Doctor Who – Aliens of London/World War III

Reinstated from Scary Rob’s Doctor Who Blog

Never have I had such mixed feelings about a Doctor Who serial, not even about the individual episodes. On the one hand, Russell T Davies is a brilliant writer with brilliant ideas and he’s managed to pull something off that I’d never have believed for a minute would work. On the other, Keith Boak (my irritation with his handling of Rose notwithstanding) was not up to conveying the subtlety required to keep some of the plot points from getting very silly indeed, especially considering that this is possibly the most inconsistent script, not just of this season, but of Doctor Who for at least the last decade of its previous life.

To start, I must address the farting issue. We all knew it was coming; there have been umpteen references to it in DWM. And I must admit it was less juvenile than I was expecting. In fact, Davies’ script even managed to convey it as a sinister foreshadow of what was to come and an excellent bit of dramatic irony – we know who the aliens are as they’re letting off gas, the humans around them just think there’s an epidemic of wind problems. The problem is: just as Boak managed to make the should-have-been-menacing wheelie bin scene from Rose look silly, so he seems to have taken the hidden menace out of the farts and made them look like a juvenile bit of toilet humour (and members of one fan forum have even gone on to lay the blame for the toilet humour handling of it at the feet of the script-writer). It should have been menacing – an everyday inconvenience becomes a sign of alien incursion but Boak failed to put the menace in just like he did with the wheelie bin.

However, damp point number two is something no director on Earth could have managed: the inconsistency of the movements of the Slitheen and the CGI Slitheen. The suits bounced comically, the CGIs flowed like the hunters the Slitheen were meant to be. Admittedly they did well in that the awkward movements of the costumes were only seen in the cramped action sequences, so the awkwardness could be put down to the Slitheen’s own discomfort with the lack of space to hunt as they would in their natural habitat, but that’s a Sci-Fi fan’s cover-the-cracks explanation for what was essentially a lack of foresight on the part of the production team.

Finally, damp point number three: it’s obvious that this script was contrived for character development, tailored so that Rose’s mum could challenge the Doctor and so that Mickey could become a likable character rather than a humdrum chump boyfriend.

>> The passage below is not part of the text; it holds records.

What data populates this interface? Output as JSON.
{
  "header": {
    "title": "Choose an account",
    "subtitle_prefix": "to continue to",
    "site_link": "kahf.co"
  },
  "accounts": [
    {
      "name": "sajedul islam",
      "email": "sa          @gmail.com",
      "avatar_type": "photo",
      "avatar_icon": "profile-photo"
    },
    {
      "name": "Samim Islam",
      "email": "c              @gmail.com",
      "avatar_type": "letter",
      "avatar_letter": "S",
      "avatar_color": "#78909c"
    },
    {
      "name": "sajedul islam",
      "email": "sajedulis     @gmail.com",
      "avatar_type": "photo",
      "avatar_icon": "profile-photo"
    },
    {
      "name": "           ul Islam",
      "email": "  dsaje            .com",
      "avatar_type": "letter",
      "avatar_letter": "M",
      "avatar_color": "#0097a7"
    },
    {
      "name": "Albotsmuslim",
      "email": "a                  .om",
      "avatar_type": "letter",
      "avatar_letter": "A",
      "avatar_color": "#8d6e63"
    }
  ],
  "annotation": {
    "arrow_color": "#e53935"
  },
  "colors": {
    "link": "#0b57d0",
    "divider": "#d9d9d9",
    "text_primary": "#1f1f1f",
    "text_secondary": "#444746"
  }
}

And it seemed to have been further contrived around the Downing Street setting. The plot points and scenes individually were all wonderful and the ideas were great; they just didn’t hang together.

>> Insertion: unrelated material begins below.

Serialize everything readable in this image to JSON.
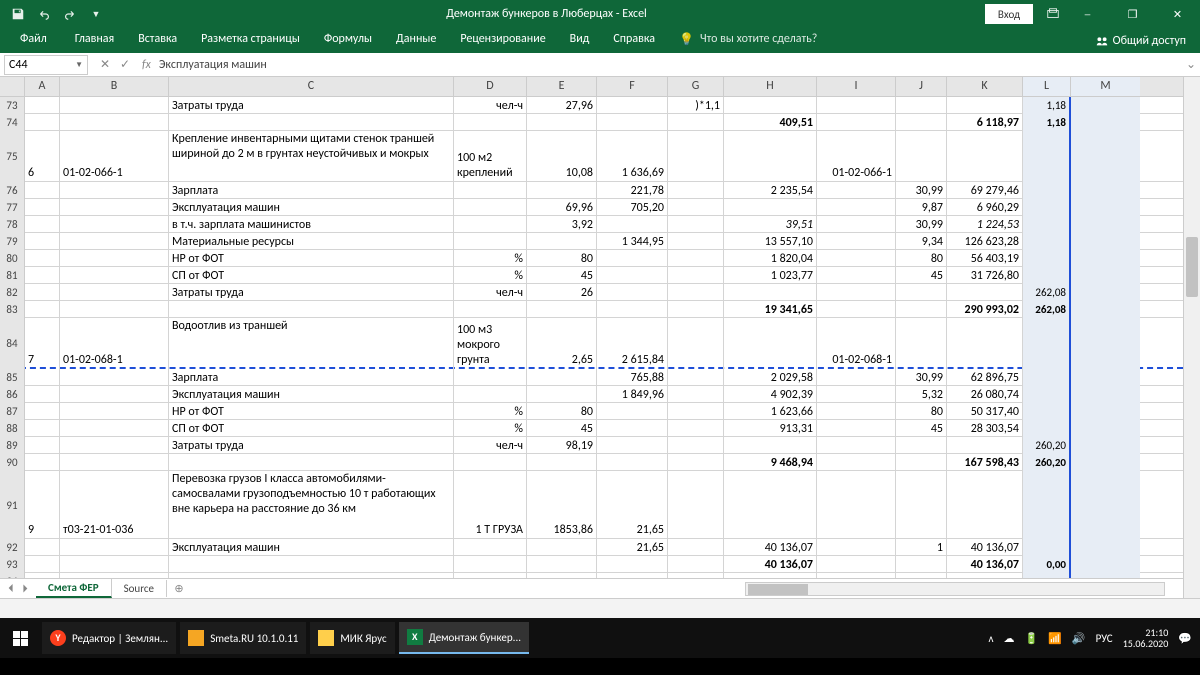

But what ideas! The pig in the space-suit, though not the best-realised visual effect, was a great idea and the scene where it put in its appearance was a moment that will stick in my mind as one of the best of Doctor Who since 1963. The development of the Doctor’s and Mickey’s relationship was incredibly well-scripted and I was hoping and praying that he would board the TARDIS when the Doctor offered – a great turnaround, given what a prat he first appeared to be. And the second episode managed in its explanations to more than deliver on the (apparently meagre) potential offered by the first. It wasn’t the best Doctor Who story ever, but I make a stand now against anyone who’ll say it’s the worst.